Les propriétés intellectuelles à l'aune du triptyque

par Muriel Outters Baligand

Thèse de doctorat en Droit privé

Sous la direction de Grégoire Loiseau.

Soutenue le 07-10-2015

à Paris 1 , dans le cadre de École doctorale de droit de la Sorbonne (Paris ; 2015-....) , en partenariat avec Institut de recherche juridique de la Sorbonne (Paris) (laboratoire) .

Le président du jury était Tristan Azzi.

Le jury était composé de Grégoire Loiseau, Tristan Azzi, Jean-Michel Bruguière, Pierre Berlioz.
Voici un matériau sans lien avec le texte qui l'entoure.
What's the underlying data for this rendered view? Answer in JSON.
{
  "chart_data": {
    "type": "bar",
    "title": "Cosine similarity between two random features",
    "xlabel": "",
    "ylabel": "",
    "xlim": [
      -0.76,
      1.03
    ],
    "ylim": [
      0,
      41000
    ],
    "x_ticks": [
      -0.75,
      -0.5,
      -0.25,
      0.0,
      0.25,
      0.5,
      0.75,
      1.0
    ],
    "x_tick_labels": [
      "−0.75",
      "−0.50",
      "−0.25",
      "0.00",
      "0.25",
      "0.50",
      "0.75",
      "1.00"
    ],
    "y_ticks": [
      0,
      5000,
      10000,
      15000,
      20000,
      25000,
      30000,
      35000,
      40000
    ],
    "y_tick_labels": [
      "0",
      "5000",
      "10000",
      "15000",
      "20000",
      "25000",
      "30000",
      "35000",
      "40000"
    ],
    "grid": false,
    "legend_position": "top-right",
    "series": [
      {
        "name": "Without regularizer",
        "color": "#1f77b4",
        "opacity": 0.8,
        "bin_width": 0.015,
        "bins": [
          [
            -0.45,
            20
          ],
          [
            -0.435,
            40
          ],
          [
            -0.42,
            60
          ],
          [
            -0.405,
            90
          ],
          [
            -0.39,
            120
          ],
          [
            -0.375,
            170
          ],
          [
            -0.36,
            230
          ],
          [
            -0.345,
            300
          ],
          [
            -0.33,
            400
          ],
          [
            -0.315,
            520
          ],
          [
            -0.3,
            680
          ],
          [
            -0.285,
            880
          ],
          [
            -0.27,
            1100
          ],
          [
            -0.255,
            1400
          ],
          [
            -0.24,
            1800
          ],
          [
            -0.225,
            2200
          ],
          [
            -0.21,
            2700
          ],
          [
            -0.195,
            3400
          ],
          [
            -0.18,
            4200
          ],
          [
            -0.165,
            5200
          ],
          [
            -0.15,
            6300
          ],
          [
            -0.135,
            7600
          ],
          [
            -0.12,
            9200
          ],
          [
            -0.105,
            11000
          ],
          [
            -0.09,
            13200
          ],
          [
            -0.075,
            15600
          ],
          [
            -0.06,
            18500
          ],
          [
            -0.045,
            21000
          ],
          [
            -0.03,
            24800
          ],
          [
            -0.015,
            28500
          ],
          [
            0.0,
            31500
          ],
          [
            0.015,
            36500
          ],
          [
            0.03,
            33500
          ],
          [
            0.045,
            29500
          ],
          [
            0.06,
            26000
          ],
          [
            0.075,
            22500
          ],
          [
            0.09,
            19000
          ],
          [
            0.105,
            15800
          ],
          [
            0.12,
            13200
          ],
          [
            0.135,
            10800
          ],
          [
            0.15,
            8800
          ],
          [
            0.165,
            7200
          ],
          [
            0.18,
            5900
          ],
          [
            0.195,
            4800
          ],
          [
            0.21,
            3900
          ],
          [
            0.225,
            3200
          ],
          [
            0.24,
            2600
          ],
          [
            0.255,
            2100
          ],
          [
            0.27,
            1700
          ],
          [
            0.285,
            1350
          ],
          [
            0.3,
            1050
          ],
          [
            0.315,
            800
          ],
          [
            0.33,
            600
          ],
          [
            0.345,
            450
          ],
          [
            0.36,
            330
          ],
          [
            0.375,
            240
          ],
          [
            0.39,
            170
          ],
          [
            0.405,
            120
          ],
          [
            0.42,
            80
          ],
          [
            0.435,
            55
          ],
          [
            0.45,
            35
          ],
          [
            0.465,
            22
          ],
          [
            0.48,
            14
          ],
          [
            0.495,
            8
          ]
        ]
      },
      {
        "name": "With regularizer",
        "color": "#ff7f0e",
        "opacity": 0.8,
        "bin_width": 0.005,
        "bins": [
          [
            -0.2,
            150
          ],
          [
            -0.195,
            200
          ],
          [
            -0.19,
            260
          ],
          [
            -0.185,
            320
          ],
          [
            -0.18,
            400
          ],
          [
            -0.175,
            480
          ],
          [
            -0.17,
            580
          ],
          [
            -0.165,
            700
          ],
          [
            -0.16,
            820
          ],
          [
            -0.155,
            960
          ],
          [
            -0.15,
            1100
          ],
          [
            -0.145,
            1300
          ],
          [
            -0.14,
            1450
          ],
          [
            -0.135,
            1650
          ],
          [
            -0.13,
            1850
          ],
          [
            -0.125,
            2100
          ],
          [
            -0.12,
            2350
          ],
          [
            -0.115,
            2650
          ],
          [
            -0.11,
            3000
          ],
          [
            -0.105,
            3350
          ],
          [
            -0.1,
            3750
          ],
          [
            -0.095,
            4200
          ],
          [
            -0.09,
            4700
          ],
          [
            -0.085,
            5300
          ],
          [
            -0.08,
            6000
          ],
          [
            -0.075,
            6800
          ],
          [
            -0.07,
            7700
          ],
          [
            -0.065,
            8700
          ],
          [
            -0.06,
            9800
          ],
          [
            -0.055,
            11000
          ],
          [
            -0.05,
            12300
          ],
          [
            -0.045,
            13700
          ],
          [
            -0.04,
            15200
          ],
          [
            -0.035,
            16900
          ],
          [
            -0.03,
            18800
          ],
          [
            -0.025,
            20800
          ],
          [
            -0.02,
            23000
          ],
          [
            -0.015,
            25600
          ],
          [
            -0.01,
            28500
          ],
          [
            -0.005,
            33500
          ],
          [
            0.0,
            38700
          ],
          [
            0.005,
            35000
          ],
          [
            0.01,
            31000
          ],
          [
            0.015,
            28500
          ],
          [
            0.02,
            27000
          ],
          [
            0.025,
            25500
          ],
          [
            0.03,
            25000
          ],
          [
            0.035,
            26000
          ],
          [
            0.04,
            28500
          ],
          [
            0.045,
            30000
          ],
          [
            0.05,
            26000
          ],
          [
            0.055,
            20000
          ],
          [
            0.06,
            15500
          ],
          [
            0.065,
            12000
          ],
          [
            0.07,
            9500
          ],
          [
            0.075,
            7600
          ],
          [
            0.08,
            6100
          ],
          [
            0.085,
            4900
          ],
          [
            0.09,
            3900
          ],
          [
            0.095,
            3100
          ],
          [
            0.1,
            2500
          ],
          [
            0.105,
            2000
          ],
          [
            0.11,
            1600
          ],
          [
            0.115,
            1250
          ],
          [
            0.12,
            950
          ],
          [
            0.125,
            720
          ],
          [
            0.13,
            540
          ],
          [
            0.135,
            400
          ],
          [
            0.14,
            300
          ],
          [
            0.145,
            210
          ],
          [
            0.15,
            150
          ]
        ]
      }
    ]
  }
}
Les rapporteurs étaient Jean-Michel Bruguière, Pierre Berlioz.


  • Résumé

    Les propriétés intellectuelles sont-elles des propriétés? « Usus, fructus et abusus » décrivent le contenu et précisent la nature du droit de propriété au sens classique. C'est l'outil que nous retenons pour examiner les droits de propriété intellectuelle. Droit d'auteur, brevet, marque, dessins et modèles sont passés au crible du triptyque. Manifeste, le décalage entre l'usage de la création et l'usus privatif et matériel de la chose corporelle ne nous semble pourtant pas rédhibitoire. En revanche, réunion de l'usus et du fructus, la jouissance économique de la création n'apparaît ni exclusive ni absolue. Partagée et dirigée, elle se démarque trop, pour nous, de celle d'une chose corporelle. Surtout, l 'abusus creuse un fossé entre le créateur et le propriétaire. Davantage que la disponibilité des prérogatives morales du créateur, c'est celle de ses prérogatives patrimoniales qui réserve des surprises et nous arrête. Cumulées, jouissance et disposition invitent à distinguer non seulement entre le droit d'auteur et les droits de propriété industrielle, mais avant tout entre les propriétés intellectuelles et la propriété de droit commun. Globalement, le triptyque est à la fois surabondant (le créateur a moins de pouvoir que le propriétaire) et insuffisant (le créateur a plus de pouvoir que le propriétaire). Il ne rend pas compte de la nature juridique singulière du droit du créateur. Pour conclure, les propriétés intellectuelles n'entrent pas dans le moule de la propriété traditionnelle. À l'examen, elles nous paraissent également irréductibles aux définitions modernes de la propriété. Pour nous, la propriété ne peut ni ne doit qualifier le droit si singulier du créateur.

  • Titre traduit

    The place of Usus, Fructus, and Abusus in intellectual property


  • Résumé

    Is Intellectual Property true Property? In French Law, the Right of Property is classically described and even defined by reference to its components: “Usus, Fructus, Abusus,” such as outlined by Roman Law. Hence, this trilogy shall be our tool of choice, and guide us as we sift through French Copyright, Patents, Trademarks, Industrial Designs, looking for a possible analogy. The difference between the use (usus) of a creation and that, typically private and material, of a corporeal thing is certainly obvious, but to us, it is not redhibitory. On the other hand, in as much as the exploitation (usus and fructus) of a corporeal thing can be seen as the epitome of the exclusive and absolute power of a person over his thing, that of a creation is a far cry from that kind of freedom. Moreover, the creator cannot ever dispose of his creation in the way or to the extent the corporeal owner can. On those two points, we feel that the gap which separates the creator and the owner cannot be bridged. As a consequence, it seems to us that the powers French Law traditionally vests in the owner do not do justice to Intellectual Property. To conclude personally, the Right of Property in its classical acceptation does not adequately qualify the Right of the Creator. Modem conceptions of Property may well abandon the trilogy, we feel that they still betray the essence of Intellectual Property. The Right of the creator on his creation is profoundly singular, and Property does not begin to describe it, let alone define it. The analogy between Property and Intellectual Property might be said groundless.